All the fabric, window & door U Values exceed Building Regulations Standards. Accredited Construction Details have been adopted to minimise thermal bridging and air leakage. In general terms, the building envelope, floors, walls, roof and windows etc. are super insulated and well-constructed, so that it requires the smallest amount of energy to heat up, and the property retains the heat well when it does.
As the Rookery is being occupied as a holiday let, we wanted to ensure that the systems within the property were user friendly, familiar and easy to maintain. So we opted for a Highly efficient Oil Condensing combination boiler for the central heating and have incorporated a 3.6kWp PV array on the South Facing roof to generate our electric. We have included a log burner in the main living area, which also reduces the use of the oil boiler and the open plan layout means that the whole space heats up really quickly.

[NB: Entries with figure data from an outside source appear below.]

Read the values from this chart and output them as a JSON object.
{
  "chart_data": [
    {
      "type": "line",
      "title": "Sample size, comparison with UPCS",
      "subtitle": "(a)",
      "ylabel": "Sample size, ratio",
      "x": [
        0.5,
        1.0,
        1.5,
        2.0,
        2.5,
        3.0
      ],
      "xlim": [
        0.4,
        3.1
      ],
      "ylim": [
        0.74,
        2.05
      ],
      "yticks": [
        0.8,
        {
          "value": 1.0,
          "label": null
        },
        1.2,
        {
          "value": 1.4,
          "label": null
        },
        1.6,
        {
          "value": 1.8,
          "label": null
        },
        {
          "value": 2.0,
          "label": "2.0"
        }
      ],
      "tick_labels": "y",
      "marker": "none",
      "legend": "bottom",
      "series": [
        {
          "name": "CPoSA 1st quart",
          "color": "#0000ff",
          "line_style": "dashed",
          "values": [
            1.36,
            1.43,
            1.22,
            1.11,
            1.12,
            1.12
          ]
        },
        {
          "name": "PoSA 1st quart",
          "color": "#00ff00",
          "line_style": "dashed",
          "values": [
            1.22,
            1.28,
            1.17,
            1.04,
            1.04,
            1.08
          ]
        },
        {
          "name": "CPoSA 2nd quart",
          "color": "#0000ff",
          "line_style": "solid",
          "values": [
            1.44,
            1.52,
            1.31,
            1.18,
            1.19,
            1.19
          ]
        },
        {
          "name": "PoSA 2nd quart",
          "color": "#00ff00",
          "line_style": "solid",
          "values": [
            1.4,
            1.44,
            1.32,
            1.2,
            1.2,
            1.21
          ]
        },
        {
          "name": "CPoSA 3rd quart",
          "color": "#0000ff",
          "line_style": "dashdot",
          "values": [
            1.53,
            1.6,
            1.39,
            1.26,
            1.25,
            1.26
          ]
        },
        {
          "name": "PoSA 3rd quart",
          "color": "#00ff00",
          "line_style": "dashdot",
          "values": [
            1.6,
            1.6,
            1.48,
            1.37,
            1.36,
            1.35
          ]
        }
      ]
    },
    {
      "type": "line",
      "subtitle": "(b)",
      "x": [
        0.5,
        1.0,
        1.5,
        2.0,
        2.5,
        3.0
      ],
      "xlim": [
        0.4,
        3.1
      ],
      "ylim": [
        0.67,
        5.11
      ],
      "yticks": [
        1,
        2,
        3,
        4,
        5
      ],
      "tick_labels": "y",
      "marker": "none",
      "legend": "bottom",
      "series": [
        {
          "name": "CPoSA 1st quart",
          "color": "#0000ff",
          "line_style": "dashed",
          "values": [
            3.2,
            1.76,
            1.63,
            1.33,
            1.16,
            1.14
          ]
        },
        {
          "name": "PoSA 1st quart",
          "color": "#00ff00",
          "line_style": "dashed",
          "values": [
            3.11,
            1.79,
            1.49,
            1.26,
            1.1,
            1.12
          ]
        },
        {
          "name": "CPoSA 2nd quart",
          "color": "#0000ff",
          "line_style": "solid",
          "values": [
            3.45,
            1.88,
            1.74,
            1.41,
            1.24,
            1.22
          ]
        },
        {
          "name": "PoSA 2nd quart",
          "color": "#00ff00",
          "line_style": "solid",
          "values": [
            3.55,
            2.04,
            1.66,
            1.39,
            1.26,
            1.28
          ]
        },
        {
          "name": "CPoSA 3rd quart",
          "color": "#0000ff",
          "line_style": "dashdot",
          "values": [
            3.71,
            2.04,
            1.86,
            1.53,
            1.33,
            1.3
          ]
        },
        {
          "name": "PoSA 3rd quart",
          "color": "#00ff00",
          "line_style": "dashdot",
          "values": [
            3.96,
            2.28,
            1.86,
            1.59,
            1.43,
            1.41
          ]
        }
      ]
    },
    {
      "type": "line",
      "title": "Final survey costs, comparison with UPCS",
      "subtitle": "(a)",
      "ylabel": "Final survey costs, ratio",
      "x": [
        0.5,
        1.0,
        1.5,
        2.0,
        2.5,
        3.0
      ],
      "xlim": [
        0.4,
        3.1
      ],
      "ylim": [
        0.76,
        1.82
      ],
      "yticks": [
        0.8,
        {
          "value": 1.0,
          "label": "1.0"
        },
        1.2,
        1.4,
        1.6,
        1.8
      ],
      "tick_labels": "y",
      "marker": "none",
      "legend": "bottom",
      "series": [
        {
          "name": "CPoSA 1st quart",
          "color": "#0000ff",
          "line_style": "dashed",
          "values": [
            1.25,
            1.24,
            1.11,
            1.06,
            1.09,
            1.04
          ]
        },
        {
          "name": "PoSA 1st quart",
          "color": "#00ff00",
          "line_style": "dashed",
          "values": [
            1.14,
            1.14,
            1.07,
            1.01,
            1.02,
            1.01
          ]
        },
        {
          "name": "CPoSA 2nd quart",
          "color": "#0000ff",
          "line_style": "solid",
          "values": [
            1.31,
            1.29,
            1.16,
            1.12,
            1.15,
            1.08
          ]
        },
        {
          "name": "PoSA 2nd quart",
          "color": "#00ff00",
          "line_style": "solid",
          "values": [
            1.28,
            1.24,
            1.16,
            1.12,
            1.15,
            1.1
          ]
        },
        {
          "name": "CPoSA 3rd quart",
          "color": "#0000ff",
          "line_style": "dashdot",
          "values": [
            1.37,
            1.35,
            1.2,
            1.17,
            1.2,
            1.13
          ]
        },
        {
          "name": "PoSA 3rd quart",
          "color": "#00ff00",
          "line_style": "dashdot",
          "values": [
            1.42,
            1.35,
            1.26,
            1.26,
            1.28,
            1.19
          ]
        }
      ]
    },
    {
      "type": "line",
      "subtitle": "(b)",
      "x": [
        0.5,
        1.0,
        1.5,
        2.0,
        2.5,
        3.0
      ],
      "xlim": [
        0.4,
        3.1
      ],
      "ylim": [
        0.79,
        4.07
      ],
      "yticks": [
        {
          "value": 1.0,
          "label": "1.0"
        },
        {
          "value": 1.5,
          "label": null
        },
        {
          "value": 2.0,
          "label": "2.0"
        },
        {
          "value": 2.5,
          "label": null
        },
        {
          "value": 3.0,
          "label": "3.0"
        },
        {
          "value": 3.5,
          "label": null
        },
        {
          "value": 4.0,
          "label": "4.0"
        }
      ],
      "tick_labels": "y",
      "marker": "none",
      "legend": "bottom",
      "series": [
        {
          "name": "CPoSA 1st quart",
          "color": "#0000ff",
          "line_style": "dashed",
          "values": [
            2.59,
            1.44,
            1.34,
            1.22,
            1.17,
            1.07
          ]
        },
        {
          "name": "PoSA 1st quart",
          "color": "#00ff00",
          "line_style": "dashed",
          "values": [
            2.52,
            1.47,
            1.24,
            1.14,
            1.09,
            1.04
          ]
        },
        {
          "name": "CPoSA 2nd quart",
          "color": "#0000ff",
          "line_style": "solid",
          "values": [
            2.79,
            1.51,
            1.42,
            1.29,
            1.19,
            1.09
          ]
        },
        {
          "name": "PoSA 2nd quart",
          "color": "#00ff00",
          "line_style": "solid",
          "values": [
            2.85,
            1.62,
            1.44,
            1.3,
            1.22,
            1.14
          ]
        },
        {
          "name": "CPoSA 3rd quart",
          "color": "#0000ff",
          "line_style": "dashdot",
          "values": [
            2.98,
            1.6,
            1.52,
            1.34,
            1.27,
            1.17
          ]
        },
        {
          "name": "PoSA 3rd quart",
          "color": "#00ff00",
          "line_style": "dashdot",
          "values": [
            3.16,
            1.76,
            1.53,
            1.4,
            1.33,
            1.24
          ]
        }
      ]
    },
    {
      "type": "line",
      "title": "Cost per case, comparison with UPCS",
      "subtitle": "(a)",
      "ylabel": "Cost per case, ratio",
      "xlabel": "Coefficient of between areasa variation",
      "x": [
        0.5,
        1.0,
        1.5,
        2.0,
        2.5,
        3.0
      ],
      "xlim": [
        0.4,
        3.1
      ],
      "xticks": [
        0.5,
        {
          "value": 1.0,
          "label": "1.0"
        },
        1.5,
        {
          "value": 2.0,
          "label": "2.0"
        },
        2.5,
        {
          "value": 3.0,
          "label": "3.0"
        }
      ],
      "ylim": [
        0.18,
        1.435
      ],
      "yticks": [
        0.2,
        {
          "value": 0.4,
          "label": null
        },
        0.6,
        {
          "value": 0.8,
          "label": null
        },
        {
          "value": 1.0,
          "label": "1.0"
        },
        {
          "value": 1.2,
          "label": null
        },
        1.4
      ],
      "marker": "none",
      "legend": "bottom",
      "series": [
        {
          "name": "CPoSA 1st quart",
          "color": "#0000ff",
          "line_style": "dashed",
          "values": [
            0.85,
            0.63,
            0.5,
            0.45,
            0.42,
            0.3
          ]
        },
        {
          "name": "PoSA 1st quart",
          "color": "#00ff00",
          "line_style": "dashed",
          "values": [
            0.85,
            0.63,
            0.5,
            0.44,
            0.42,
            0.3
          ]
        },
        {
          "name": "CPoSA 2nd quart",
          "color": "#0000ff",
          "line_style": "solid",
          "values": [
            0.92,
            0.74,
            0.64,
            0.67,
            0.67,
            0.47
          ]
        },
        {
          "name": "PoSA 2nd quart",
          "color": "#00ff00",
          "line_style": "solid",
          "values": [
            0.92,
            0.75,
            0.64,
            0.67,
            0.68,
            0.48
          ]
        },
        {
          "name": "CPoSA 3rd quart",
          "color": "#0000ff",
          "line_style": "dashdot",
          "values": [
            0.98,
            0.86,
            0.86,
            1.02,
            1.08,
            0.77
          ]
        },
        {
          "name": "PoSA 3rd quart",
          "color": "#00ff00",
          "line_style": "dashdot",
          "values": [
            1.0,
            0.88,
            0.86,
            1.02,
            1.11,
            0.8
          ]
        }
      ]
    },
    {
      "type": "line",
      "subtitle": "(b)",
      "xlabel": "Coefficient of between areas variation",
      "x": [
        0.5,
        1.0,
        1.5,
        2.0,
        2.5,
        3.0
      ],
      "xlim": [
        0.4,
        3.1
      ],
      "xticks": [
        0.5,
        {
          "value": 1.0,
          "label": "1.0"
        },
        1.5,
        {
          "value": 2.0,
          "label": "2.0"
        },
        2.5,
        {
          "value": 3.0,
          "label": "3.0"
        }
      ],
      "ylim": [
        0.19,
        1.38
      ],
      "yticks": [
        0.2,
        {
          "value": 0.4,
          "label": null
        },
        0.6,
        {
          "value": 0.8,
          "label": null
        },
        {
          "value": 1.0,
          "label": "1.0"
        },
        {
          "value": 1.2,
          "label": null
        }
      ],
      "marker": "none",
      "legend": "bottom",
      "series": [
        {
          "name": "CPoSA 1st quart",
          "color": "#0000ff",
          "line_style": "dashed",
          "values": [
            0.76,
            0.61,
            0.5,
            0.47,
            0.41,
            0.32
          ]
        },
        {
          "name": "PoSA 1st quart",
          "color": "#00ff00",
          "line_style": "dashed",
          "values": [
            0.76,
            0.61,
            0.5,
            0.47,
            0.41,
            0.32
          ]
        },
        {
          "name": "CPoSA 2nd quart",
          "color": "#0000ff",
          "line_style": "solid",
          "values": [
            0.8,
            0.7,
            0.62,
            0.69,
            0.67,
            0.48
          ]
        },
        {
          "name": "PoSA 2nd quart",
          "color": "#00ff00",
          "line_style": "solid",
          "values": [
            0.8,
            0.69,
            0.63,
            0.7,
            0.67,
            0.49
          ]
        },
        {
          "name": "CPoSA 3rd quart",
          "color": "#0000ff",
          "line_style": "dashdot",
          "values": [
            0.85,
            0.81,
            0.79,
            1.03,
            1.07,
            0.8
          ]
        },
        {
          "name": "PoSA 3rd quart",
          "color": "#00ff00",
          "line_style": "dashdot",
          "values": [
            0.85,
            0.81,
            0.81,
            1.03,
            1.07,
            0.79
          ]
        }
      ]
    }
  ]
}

The Rookery relies solely on a natural ventilation strategy which means no energy is used for forced Mechanical Ventilation and a healthier environment for the building occupants. All the white goods are energy efficient (A+ or A rated) and we install 100% low energy lighting. We have also used materials with low VOC emissions.
Consideration has been given to using materials and construction specifications that have a low environmental impact, such as those achieving an A+ or A rated under BRE’s Green Guide. Where possible, materials have been chosen that are responsibly sourced (such as FSC timber), recycled or reclaimed and insulation materials have a GWP (Global Warming Potential) of 5 or less. Indoor water use is reduced by use of fittings with lower flow rates and usages.